Wilhelm Dilthey und die Entwicklung des geschichtlichen Denkens in Deutschland im ausgehenden 19. JahrhundertKönigshausen und Neumann Verlag, Würzburg
1999
ISBN
9783826015632, gebunden, 542Seiten, 65,45
EUR
Rezensionsnotiz zu
Frankfurter Allgemeine Zeitung, 27.03.2000
Thomas Hertfelder geht mit der Dissertation von Joachim Thielen ausführlich und hart ins Gericht. Thielen habe sich mit der Untersuchung des historischen Oeuvres Diltheys "ein hohes Ziel gesteckt", aber Hertfelder läßt keinen Zweifel daran, das der Autor noch nicht mal in die Nähe seines Ziels geraten ist.

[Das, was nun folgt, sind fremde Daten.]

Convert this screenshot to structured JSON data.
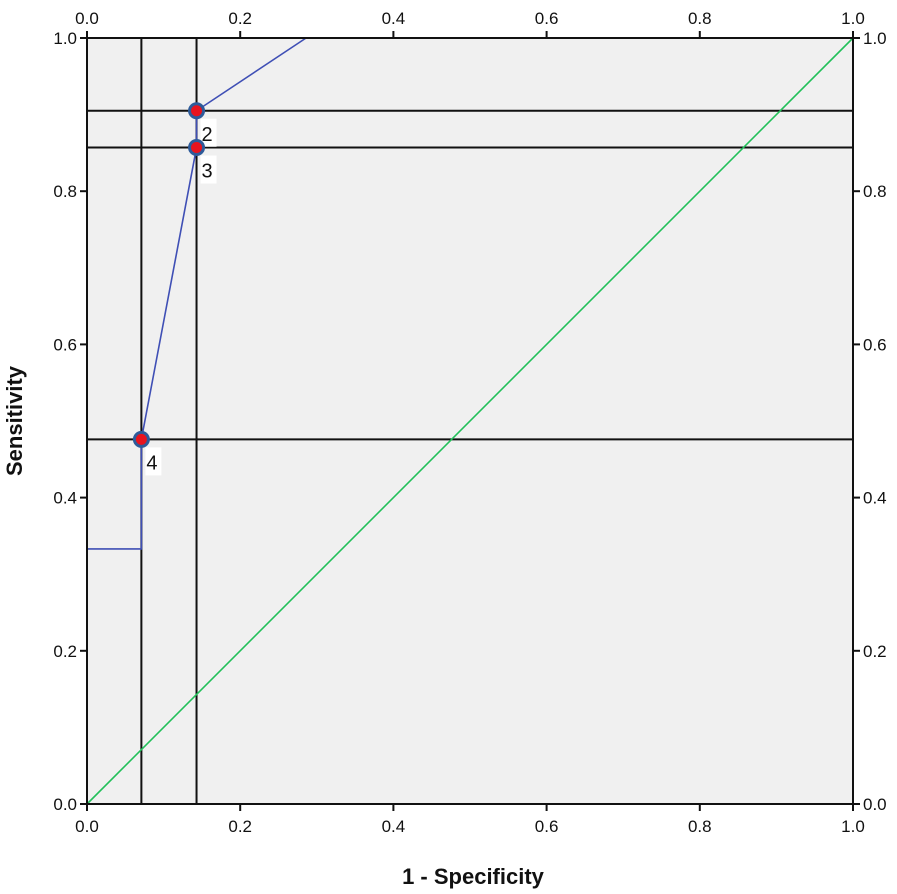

Der Rezensent zeichnet sorgfältig den Aufbau der Schrift nach, bekundet gelegentlich Zustimmung, meist jedoch kritisiert er verpaßte Chancen. So eröffne das "werkimmantente Vorgehen" Thielens keine "problemerschließenden Perspektiven". Beim zentralen Kapitel über Diltheys historische Untersuchungen wird Hertfelder richtig sauer: "Schleusen des digitalen Zettelkastens" öffnen sich und begraben den Leser unter einer Lawine von Zitaten und Paraphrasen, schimpft er. Eine Deutung der Befunde sucht er vergeblich. Thielen verbanne die Dilthey-Forschung von Georg Misch über Gadamer bis Stephan Otto in die Fußnoten zu den Kapiteleinleitungen, ohne sich dann weiter darum zu kümmern. Erbost hat Hertfelder besonders, dass "zahllose" Einträge im Personenregister auf ausschließlich im Literaturverzeichnis genannte Autoren verweisen: "So entstehen potemkinsche Dörfer der Forschung."